Question

What is the concept behind a centrifuge

Answer 1

centrifugal force (as opposed to its opposite centripetal force) simply pushes the heavier solvents within a solution to the bottom of the tube. Simply put, have you ever tied something to a piece of string and spun around with it? Centrifugal force raises the object to a level with the force being acted upon it. I'm not sure I've answered that properly...

Answer 2

As mass increases, resistance to motion (inertia) increases. Thus, as you go round and round, more massive objects will want to travel in a straight line more so than less mass objects. Thus, they will be more likely to be "pushed" towards the bottom of the tube while allowing less massive objects to float on top. There is no force producing this motion as the centrifugal force is technically "fictitious". Observe my drawing to have a better understanding of how this works. Let me know if you have any other questions.

Answer 3

can we say that percieved gravity is the actual reason behind settling down of heavier partlicles?

Answer 4

and why does the heavier partlicles want to move in a straight line more than the lighter particles?

Answer 5

The heavier object is naturally more resistant to motion so it will "want" to take the path of least resistance more so than the lighter object. In this case, the path of least resistant is a straight line. I'm sure that gravity has something to do with it but centrifuges often spin in the horizontal plane, with the test tubes as some small angle from the horizontal, so gravity doesn't have much to do with this. ... if you have questions about this let me know.

Answer 6

i m not speakin about gravity,i m speaking abt 'percieved' gravity and how can we say that the path of least resistant is a straight line?

Answer 7

I've never heard the term perceived gravity. Or perhaps I have, but not often enough and too long ago, and don't remember. If you are referring to the perceived force that objects feel pushing them towards the walls of a spinning object (the bottom of the test tube in this case) that force is called "centrifugal" and it is not a real force. The only real force in a circular motion problem is the centripetal force pushing objects always towards the center of the motion. The equation of that force is: \[f = m(v^{2}\div r)\]

Answer 8

re straight line. I'm not sure why a straight line is the path of least resistance. However, objects always do take the path of least resistance. How could a mass in a test tube know that it is traveling in a circle unless there was a force pushing it in a circle? The centripetal force does not kick in until the mass gets to the lowest part of the test tube.

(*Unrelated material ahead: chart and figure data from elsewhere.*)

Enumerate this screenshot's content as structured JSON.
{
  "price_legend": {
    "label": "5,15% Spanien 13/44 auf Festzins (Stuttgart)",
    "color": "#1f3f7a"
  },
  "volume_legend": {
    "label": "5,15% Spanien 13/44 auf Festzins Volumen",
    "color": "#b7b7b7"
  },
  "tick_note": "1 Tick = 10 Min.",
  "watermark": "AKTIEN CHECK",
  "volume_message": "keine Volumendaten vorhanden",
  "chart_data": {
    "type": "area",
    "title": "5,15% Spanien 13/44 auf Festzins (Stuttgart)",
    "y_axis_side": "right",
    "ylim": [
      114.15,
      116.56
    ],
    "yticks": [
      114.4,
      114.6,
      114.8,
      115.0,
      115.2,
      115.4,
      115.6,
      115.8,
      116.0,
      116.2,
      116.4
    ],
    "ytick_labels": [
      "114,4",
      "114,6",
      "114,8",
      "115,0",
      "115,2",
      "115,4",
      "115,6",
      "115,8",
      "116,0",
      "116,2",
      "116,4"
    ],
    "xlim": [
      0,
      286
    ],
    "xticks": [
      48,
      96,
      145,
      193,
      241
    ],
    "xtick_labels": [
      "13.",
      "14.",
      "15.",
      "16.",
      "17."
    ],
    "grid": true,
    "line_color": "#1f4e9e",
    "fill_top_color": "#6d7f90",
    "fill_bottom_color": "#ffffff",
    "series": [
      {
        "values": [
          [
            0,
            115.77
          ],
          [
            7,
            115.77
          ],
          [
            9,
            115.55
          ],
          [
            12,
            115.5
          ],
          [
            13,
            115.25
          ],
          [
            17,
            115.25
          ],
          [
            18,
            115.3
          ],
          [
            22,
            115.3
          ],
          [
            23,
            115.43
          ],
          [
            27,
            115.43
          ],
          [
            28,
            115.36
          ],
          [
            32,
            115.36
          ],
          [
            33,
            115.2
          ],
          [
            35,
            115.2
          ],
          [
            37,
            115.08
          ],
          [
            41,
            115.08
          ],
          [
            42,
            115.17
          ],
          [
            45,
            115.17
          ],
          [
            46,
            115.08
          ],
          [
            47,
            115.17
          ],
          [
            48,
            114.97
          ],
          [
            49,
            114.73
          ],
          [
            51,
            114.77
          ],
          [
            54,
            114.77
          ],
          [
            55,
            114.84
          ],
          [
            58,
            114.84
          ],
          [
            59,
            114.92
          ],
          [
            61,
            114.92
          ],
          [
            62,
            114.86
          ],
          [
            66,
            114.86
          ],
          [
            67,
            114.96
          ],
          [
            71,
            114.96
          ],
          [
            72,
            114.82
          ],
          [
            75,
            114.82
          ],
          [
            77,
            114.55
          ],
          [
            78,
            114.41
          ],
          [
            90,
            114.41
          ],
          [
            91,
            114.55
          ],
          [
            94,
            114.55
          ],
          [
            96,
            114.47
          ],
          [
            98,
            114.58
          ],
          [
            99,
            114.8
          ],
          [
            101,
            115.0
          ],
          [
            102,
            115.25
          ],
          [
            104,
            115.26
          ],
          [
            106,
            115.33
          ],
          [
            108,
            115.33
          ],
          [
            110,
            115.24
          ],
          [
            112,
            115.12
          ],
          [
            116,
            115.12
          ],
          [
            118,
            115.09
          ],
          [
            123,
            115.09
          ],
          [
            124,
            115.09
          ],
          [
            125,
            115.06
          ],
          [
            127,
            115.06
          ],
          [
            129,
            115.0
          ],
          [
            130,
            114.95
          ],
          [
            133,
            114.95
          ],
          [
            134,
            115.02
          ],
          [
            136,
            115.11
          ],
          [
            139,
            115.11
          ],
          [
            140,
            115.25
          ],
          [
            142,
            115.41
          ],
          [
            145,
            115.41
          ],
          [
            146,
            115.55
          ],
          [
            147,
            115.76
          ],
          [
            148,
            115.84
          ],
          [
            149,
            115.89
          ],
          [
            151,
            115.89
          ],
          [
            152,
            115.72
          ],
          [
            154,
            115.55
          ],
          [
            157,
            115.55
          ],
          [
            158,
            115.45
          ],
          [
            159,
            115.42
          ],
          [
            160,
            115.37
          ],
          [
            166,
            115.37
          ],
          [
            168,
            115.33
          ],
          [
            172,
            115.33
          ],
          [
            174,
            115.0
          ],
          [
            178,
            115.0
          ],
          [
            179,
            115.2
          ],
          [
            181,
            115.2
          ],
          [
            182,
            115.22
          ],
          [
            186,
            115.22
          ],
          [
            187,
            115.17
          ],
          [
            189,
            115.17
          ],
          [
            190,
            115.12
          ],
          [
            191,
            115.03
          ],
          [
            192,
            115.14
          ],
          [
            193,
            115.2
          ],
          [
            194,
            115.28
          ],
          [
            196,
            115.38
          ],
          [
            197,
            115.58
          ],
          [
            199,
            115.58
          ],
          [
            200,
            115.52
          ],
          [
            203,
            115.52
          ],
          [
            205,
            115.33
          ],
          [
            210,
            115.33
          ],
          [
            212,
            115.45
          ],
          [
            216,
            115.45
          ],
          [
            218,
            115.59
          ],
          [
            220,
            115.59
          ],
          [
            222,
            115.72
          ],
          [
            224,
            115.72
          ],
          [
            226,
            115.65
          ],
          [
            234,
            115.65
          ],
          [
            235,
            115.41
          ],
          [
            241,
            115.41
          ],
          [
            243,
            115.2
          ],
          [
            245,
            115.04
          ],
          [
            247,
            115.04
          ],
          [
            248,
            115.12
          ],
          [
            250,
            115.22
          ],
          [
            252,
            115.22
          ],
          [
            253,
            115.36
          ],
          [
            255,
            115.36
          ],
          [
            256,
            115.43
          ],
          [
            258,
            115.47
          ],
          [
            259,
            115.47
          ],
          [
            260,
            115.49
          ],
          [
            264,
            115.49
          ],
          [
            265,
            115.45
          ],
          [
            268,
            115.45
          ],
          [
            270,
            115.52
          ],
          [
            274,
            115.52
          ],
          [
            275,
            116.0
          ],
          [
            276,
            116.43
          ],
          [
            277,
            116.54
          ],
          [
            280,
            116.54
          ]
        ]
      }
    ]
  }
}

Put another way, the mass will follow a a new path of least resistant (a circle) when it can not longer follow its old path of least resistance (a straight line). Or put yet another way, objects move in the direction of the net force. So, until the mass gets to the lowest part of the spinning test tube, the net force on the object is actually along a straight line. Then, when the object gets to the bottom of the tube, it will feel the bottom of the tube move it in two directions at once (straight and towards the center) and so it will follow the direction of the vector sum of these forces, which over time turns out to be a circle....I'm not sure if I am helping or just confusing the situation.